CP5603Research Report
Note: This is not a group project. Each student must individually complete all parts of their submission.
Students must start with a new document and they must not have another person’s file in their possession at any time.
Students are welcome to discuss the task with each other (and with the lecturer), but each student must write their assignment independently and not show their work to other students.
A major cloud computing company has asked you to assess two similar technologies, from a big-picture view (without too much technical detail), to help them decide which alteranative they should use. The general idea is for your report to:
1. Briefly describe the two technologies.
2. Compare and contrast the two technologies: what are their good points and (more interestingly) their bad points or weaknesses.
3. Finally, what is your personal recommendation of which should a data-oriented company use? Explain why, perhaps by comparing their good points and bad points. If all options seem bad, feel free to recommend “none of the above”.
Any two similar technologies would be fine, below are some possible topics:
A Few Possible Topics
1. To stop spam email, should we use:
· a Bayesian spam filter on the email server, or instead
· email address authentication?
2. VPN encryption: should we use:
· IPSec or
· TLS/SSL or
· One of the less popular protocols such as Cisco’s AnyConnect (which uses Datagram Transport Layer Security (DTLS)) or Microsoft Point-to-Point Encryption (MPPE)?

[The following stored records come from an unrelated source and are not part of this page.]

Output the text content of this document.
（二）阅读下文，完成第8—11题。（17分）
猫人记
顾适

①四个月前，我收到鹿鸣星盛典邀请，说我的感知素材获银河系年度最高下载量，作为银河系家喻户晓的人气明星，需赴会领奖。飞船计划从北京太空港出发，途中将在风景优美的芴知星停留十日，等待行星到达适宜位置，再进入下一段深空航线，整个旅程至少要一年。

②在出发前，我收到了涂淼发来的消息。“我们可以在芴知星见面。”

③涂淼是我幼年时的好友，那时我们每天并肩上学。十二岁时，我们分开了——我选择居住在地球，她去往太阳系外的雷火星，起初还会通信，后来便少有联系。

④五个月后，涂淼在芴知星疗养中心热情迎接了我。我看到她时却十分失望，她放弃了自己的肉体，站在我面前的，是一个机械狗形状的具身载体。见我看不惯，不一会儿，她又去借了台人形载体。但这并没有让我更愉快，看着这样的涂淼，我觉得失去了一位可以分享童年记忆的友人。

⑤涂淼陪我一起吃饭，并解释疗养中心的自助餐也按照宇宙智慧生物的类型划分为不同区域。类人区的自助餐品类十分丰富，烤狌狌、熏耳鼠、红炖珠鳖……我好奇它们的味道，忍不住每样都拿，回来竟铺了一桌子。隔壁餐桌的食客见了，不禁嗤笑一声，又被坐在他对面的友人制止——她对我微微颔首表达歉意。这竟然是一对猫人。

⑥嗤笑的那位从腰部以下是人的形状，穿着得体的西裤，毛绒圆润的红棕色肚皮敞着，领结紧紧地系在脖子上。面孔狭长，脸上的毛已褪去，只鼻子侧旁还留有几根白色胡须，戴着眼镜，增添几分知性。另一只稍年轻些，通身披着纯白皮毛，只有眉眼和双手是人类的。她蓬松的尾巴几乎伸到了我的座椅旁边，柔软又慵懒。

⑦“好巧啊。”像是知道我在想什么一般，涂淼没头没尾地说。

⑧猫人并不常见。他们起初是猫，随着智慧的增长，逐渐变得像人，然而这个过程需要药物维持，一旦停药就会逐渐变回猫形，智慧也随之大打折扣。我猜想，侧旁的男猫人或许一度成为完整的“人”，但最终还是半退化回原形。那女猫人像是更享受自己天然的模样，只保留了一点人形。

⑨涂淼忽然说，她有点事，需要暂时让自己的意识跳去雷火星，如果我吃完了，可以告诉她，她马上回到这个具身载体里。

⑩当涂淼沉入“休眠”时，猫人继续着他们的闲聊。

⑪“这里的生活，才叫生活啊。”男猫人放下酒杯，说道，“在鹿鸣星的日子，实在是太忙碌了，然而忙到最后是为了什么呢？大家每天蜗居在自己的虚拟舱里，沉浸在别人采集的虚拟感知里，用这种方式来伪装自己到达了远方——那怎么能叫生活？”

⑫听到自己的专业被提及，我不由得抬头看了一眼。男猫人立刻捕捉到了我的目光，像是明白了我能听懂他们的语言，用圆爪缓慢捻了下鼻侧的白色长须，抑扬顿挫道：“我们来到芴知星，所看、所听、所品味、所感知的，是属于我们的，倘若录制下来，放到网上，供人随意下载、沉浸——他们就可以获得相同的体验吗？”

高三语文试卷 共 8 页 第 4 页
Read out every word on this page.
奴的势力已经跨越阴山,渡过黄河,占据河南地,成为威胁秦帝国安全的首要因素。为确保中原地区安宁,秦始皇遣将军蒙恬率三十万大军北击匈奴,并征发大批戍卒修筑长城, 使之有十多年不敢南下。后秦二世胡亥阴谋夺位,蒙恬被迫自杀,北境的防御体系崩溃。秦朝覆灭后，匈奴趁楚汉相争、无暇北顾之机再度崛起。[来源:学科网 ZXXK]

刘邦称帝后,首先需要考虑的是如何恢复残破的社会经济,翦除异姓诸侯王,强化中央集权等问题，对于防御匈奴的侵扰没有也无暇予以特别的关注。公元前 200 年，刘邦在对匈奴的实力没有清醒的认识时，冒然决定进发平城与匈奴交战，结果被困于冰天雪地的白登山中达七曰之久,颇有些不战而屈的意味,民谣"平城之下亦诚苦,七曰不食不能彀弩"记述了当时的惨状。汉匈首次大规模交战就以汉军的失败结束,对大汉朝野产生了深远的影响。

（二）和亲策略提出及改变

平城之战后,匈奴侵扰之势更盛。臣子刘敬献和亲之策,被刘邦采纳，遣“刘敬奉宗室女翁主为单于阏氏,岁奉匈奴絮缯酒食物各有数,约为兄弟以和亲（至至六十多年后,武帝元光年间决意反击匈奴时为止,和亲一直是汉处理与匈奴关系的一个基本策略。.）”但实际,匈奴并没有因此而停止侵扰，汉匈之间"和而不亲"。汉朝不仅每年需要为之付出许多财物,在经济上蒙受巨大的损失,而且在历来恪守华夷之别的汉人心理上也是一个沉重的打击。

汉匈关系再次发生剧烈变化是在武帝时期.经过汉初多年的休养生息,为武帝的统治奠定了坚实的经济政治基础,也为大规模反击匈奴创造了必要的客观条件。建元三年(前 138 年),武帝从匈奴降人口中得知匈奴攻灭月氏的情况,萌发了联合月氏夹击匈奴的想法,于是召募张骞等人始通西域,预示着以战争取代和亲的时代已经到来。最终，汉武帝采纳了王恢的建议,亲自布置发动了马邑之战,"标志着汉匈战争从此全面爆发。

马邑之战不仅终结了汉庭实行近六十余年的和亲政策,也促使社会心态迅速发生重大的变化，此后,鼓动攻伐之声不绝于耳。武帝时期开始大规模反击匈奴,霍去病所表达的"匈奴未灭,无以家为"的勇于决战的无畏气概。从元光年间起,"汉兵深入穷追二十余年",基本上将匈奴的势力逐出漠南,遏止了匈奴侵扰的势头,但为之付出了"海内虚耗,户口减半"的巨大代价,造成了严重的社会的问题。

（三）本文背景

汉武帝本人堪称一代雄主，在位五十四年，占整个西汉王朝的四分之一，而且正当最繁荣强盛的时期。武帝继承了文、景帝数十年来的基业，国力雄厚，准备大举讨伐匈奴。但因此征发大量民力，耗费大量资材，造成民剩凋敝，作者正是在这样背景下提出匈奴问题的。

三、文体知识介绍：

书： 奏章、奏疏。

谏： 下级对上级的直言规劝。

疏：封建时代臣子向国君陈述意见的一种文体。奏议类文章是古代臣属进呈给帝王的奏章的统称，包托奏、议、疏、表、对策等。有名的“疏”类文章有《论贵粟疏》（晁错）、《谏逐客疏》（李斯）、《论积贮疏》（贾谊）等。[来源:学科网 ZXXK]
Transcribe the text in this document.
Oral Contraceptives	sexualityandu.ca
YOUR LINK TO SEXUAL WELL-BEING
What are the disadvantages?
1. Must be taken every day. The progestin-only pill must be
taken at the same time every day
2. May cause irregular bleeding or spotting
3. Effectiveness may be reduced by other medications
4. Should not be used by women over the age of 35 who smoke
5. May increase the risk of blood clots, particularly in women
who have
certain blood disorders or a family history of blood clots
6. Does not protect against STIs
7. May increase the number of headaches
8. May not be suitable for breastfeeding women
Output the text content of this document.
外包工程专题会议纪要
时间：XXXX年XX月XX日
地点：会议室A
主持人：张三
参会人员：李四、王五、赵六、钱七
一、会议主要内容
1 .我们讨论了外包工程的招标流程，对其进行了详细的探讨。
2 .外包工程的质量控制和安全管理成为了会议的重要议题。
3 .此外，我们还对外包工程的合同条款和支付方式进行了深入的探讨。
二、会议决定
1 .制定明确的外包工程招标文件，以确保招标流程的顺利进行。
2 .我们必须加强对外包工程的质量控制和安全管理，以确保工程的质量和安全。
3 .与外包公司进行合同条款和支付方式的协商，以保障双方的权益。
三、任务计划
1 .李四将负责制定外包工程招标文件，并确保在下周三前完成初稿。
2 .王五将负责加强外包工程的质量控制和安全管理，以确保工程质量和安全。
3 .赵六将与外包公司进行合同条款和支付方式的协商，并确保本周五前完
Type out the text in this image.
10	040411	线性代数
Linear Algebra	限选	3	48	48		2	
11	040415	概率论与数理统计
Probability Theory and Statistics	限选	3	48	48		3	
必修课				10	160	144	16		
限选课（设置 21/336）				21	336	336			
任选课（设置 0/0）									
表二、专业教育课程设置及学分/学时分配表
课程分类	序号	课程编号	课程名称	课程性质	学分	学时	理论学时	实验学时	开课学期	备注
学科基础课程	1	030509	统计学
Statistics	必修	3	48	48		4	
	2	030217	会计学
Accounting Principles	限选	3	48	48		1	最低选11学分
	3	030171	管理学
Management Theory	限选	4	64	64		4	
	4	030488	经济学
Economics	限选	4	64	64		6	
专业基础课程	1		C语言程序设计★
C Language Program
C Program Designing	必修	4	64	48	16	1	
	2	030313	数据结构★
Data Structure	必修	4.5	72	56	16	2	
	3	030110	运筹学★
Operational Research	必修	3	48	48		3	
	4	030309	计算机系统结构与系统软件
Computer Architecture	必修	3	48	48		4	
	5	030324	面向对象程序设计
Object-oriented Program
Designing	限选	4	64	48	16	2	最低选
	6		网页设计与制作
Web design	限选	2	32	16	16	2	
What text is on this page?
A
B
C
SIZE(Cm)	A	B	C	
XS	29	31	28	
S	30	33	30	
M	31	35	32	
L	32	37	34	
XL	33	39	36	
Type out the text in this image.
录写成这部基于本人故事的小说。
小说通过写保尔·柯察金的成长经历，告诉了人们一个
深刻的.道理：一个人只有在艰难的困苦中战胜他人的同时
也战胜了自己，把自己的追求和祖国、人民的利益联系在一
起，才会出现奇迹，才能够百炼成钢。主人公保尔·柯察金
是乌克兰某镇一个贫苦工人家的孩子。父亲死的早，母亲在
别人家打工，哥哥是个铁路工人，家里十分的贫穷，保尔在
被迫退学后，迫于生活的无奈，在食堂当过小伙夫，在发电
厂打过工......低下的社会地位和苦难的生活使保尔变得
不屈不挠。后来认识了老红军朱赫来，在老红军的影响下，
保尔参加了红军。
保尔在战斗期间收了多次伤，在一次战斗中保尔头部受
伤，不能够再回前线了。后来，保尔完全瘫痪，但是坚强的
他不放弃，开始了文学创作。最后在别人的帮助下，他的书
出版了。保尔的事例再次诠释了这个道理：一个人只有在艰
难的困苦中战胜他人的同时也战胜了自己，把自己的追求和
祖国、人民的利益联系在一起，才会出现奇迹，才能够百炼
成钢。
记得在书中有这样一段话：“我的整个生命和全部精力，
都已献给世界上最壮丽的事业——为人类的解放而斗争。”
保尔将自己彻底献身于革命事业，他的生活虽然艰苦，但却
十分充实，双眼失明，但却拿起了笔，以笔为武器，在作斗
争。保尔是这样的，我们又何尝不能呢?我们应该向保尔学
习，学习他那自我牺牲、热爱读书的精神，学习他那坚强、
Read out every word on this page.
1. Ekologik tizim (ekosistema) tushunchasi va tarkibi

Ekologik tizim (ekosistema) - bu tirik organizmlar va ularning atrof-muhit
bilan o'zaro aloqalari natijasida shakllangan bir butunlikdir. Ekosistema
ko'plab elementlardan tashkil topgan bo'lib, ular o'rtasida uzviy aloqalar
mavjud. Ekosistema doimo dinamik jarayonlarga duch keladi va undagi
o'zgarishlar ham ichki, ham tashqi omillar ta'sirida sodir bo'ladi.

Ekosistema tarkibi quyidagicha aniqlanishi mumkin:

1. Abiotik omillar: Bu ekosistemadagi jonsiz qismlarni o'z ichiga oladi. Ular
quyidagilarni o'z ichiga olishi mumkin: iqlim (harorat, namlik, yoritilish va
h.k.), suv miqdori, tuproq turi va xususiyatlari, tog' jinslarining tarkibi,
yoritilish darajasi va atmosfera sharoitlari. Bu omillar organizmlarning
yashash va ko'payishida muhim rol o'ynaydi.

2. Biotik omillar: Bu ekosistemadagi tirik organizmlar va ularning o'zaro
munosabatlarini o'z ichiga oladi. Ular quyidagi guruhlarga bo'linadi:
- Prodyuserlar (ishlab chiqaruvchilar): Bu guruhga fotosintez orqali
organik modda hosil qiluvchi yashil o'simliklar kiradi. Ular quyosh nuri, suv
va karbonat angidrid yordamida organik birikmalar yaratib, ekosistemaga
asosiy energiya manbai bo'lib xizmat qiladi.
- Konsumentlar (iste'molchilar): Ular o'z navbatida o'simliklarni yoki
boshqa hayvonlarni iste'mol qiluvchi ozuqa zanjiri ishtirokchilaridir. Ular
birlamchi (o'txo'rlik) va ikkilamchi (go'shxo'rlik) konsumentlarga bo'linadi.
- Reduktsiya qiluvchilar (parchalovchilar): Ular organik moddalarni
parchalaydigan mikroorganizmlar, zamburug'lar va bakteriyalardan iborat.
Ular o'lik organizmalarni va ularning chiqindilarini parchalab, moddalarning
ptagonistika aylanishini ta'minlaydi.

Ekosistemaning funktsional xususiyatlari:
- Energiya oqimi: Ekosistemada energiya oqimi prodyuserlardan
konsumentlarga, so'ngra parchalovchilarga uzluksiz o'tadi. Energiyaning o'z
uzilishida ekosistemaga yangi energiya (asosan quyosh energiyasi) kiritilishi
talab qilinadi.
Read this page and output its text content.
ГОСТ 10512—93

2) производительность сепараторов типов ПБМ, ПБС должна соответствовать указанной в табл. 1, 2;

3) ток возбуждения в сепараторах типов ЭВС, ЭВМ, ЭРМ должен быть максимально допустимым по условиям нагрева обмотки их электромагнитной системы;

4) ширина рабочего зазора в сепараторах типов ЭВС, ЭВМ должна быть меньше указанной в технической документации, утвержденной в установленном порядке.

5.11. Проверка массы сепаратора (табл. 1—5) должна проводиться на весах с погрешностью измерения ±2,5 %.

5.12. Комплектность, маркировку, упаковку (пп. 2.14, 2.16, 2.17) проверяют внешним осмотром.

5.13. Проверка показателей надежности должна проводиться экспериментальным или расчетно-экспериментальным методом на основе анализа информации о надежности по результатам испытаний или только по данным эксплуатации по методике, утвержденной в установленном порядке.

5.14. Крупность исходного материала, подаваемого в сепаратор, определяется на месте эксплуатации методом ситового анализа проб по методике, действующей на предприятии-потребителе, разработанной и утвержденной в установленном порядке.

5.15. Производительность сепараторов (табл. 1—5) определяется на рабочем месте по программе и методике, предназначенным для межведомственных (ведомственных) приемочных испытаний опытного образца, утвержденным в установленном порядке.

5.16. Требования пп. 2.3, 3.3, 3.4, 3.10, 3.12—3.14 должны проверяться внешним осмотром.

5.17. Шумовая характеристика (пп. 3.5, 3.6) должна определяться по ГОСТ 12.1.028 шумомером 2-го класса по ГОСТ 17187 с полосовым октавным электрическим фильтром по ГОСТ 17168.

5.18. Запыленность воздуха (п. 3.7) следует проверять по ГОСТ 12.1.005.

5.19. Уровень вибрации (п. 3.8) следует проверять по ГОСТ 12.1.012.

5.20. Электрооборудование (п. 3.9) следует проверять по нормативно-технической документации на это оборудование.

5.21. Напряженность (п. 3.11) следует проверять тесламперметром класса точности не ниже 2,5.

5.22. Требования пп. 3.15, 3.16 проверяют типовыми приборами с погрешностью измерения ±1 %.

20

3. What is the difference (if any) between the:
· Deep web (which usually means any web sites not indexed by search engines).
· Dark web (which usually means web sites doing criminal stuff).
Is one a subset of the other, or are they different but overlapping, or what?
4. Encryption key management: should we use
· A certificate authority for an SSL/TLS key and certificate (like a web site uses), or
· Our own key server for our company, something like Kerberos protocol.
5. How to send large binary files to a colleague, in a secure way? Should I use:
· Email attachments in MIME (given that email is not perfectly secure), or
· One-click hosting (also called a cyberlocker), such as www.mega.nz or similar?
6. On the subject of cyberlocker web sites, which one do you think is best? Take into account reviews of speed, is end-to-end encryption available, is it free, does the U.S. government read your files, and so on. Remember that our data company would value security above all else, so CALEA becomes very relevant, and end-to-end encryption would also be very nice. One place to start is the Wikipedia comparison of popular file hosting sites at https://en.wikipedia.org/wiki/Comparison_of_file_hosting_services
7. My company spies on other people. Which do you recommend a spy to use:
· A hardware keylogger, perhaps with WiFi to you never have to get it back, or
· Some malware that tries to read the victim’s hard drive.
8. Undeniable signatures are where someone cannot deny that they sent a message. There are several ways to do this, so describe two ways, and recommend what you think seems the best.
9. Encrypted, blockchain-based cryptocurrencies are popular today. What is the difference (if any) between:
· Bitcoin, and
· Etherium (or any other cryptocurrency that isn’t Bitcoin, such as Zcash).
If all cryptocurrencies seem bad to you, feel free to recommend not to use any.
10. In the United States, they have a law called theCommunications Assistance for Law Enforcement Act (CALEA). It requires companies that have computer networks (including Skype, Hotmail, Gmail, and all U.S. universities) to allow the U.S. Government to easily tap in to the private data of customers for real-time surveillance. This includes your emails, your Skype conversations, and so forth.
To prevent the U.S. Government from listening to your communications, should we use:
· Open-source substitutes for Skype with strong encryption, such as LinPhone, Tox, SureSpot, ChatSecure, or RedPhone, or instead:
· Some other commercial alternative, such as WeChat.
11. Cryptographic hash functions are a basic technology used in many encryption methods. Some hash functions are:
· Older but popular ones like MD5 and SHA-1
· Newer ones that are supposed to be better, like BLAKE2, SHA-3, and Tiger.
Is newer really better? Or are the older generation still okay?